Toujours selon la Drees, sur la mortalité prématurée, celle qui intervient avant 75 ans, ce sont bien les maladies cancéreuses qui pèsent le plus.
Donc, globalement pour la population française, le cancer est bien passé en tête devant les maladies cardiovasculaires en termes de causes de mortalité.
Les indicateurs qui sont les plus préoccupants (selon ECIS(ecis.jrc.ec.europa.eu)et OCDE (oecd.org), Santé Publique France, registres nationaux) :
- Forte incidence du cancer du sein, notamment chez les femmes jeunes.
- Surmortalité masculine avant 60 ans comparée à certains pays européens.
- Augmentation de certains cancers chez les 15-39 ans (+7 % pour certains types entre 2000 et 2020).
- Sur cette période, six cancers montrent une augmentation continue de l’incidence : le lymphome de Hodgkin, le glioblastome, le liposarcome, et les carcinomes du rein, du sein et colorectal.
A l’échelle mondiale à présent et selon le GBD, concernant l’augmentation de l’incidence du cancer du sein, la majorité des études nord-américaines et européennes rapportent une augmentation récente de l’incidence du cancer du sein chez les femmes de moins de 50 ans, généralement modeste (environ 0,5 à 1 % par an en Amérique du Nord et 1 à 2 % en Europe, jusqu’à 2,7 % au Portugal). À l’inverse, plusieurs études observent une diminution chez les femmes de plus de 50 ans.
Cette méta-analyse sur la tendance des cancers chez les jeunes adultes confirme une augmentation faible mais significative chez les moins de 50 ans (≈ 0,94 % par an), plus marquée chez les 20–29 ans (≈ 2,45 % par an). Certaines données suggèrent que cette hausse chez les jeunes pourrait concerner davantage les formes invasives ou métastatiques.

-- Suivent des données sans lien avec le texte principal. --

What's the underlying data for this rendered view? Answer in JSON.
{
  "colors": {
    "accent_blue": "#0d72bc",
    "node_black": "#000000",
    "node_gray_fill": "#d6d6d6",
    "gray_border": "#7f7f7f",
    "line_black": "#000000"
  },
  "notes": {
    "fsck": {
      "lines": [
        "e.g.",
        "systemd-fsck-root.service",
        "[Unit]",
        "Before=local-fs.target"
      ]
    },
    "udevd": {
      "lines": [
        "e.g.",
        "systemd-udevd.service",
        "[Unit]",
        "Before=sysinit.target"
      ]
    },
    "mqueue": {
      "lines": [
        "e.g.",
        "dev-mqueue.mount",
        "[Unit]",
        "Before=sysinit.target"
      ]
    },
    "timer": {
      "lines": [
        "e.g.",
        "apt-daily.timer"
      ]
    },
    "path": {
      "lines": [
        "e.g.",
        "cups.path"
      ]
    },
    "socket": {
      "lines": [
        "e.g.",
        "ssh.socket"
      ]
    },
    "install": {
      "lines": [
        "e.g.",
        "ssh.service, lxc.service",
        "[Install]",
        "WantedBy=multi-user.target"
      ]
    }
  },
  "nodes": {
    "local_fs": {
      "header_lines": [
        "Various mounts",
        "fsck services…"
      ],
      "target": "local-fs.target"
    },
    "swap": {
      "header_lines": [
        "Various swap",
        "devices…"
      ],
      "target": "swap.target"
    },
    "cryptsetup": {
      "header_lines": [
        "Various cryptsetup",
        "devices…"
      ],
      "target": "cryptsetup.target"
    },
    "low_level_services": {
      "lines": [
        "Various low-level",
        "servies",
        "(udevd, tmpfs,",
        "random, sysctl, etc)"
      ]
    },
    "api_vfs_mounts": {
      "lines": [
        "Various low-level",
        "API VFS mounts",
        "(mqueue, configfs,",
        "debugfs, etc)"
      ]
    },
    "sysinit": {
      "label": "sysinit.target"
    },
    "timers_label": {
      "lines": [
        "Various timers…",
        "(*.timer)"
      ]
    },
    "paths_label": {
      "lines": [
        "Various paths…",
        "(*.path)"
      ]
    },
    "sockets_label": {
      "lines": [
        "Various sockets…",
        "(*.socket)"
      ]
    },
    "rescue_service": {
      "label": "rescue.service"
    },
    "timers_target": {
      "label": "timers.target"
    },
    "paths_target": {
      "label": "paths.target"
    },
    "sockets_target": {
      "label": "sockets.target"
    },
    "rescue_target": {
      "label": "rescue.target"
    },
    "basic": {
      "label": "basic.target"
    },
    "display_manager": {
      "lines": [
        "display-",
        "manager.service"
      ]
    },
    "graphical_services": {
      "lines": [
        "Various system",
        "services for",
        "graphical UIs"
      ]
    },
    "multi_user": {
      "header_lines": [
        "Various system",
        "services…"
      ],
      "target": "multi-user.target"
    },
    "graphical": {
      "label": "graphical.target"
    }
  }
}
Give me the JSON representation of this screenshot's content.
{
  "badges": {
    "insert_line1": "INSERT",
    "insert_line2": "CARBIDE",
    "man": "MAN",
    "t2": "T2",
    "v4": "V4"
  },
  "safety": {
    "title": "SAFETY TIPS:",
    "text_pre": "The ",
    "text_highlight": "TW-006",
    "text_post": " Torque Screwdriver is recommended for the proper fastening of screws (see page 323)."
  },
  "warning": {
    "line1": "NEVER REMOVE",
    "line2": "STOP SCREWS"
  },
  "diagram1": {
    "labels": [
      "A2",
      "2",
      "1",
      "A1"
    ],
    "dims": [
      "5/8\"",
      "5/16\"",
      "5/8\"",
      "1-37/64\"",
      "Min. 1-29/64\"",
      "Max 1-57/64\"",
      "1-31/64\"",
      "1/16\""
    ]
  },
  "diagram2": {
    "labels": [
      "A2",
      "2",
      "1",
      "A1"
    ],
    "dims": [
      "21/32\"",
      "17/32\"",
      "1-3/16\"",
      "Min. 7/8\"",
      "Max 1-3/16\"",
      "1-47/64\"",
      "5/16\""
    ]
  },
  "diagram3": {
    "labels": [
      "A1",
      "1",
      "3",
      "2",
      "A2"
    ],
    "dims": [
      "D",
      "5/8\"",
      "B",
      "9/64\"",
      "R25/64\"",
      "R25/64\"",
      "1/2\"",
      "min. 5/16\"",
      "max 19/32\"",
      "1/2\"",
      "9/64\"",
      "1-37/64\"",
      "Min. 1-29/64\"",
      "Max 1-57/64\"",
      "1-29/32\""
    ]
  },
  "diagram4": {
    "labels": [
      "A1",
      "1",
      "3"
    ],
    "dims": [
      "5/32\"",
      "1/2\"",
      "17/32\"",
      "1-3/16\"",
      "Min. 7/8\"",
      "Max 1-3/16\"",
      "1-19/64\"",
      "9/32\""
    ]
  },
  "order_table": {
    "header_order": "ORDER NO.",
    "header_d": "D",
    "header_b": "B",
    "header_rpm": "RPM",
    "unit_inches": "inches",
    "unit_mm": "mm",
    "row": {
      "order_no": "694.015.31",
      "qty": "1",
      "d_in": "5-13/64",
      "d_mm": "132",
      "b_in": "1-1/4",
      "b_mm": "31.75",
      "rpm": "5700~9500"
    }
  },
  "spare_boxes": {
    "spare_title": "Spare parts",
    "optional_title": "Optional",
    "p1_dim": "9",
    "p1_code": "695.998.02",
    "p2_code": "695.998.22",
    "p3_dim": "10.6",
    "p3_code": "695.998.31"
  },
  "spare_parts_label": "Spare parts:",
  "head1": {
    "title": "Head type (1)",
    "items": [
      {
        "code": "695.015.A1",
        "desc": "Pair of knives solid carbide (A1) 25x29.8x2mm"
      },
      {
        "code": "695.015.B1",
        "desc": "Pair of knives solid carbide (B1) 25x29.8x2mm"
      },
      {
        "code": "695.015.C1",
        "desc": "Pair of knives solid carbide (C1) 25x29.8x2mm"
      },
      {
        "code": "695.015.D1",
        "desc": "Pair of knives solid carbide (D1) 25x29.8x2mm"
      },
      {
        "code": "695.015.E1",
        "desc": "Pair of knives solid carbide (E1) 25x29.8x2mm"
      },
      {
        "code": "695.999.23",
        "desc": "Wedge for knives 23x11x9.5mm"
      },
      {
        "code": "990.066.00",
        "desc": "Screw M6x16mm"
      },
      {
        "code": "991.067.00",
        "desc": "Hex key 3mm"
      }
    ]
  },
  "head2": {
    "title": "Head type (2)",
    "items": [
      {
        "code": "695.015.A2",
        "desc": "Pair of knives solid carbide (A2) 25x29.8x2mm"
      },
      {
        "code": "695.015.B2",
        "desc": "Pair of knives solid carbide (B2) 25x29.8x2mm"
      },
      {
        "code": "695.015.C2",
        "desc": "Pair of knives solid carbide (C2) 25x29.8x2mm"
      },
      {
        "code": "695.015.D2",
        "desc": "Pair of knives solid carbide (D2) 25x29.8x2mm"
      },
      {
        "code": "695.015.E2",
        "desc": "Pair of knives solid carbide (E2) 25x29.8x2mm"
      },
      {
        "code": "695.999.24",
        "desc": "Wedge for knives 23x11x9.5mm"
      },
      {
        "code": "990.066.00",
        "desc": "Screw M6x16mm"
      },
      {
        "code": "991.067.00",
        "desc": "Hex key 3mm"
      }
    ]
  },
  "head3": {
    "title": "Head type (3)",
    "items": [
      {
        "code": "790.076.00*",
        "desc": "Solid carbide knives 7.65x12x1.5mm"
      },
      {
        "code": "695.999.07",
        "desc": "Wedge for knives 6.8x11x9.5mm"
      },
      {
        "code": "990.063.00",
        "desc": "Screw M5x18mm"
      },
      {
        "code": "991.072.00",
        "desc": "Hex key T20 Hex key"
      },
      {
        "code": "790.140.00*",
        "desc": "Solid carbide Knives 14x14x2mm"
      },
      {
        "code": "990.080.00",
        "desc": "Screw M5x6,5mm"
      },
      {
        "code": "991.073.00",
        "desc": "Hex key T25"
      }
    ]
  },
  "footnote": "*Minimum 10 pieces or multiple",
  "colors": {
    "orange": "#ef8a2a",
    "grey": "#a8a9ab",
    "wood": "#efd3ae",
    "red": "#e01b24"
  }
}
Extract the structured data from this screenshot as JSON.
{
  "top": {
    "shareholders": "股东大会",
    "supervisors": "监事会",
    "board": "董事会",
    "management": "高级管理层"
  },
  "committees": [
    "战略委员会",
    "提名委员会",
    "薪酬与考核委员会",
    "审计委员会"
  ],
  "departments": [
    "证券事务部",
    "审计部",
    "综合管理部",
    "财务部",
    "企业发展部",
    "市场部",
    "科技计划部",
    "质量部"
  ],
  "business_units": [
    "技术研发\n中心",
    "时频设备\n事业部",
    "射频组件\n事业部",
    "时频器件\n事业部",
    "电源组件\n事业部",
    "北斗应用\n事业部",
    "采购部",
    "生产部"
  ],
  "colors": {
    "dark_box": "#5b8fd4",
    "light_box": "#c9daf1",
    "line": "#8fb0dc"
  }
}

les auteurs concluent « Même si l’augmentation de l’incidence du cancer du sein chez les jeunes femmes a été systématiquement signalée en Europe et en Amérique du Nord, cette augmentation a été modeste et le risque global reste faible. L’augmentation de l’incidence du cancer du sein et du cancer colorectal est observée chez des individus dès l’âge de 20–25 ans, qui sont peu susceptibles de subir un dépistage même avec des antécédents familiaux de la maladie, et elle est systématiquement décrite dans un certain nombre de pays à revenu élevé à travers le monde, malgré des systèmes de prestation de soins de santé et des politiques de dépistage différents. En outre, certaines études ont signalé une augmentation spécifique des maladies invasives et à un stade avancé dans les groupes d’âge plus jeunes, plutôt que l’augmentation des tumeurs indolentes … »
L’augmentation du cancer du pancréas depuis les années 40/50 est visible également tout autour du globe, en cause le développement de la nourriture industrielle, de l’agro-industrie, avec là aussi une diminution toutefois chez les > 50 ans.
La tendance à la diminution de la consommation tabagique est soulignée, en revanche, le retentissement sur l’incidence du cancer pulmonaire est variable.
l’article Global cancer statistics de 2022 (GLOBOCAN estimates of incidence and mortality worldwide for 36 cancers in 185 countries) mentionne que le cancer du poumon non-fumeur est en effet en nette augmentation en Asie de l’Est où les expositions environnementales (pollutions avérées ), au travail (exposition aux produits chimiques) et la cuisson traditionnelle à la maison peuvent expliquer partiellement ce constat. Ceci étant corroboré par le fait que c’est surtout une augmentation des adénocarcinomes liés à la pollution et les carcinomes des cellules squameuses des bronches, liés au tabac.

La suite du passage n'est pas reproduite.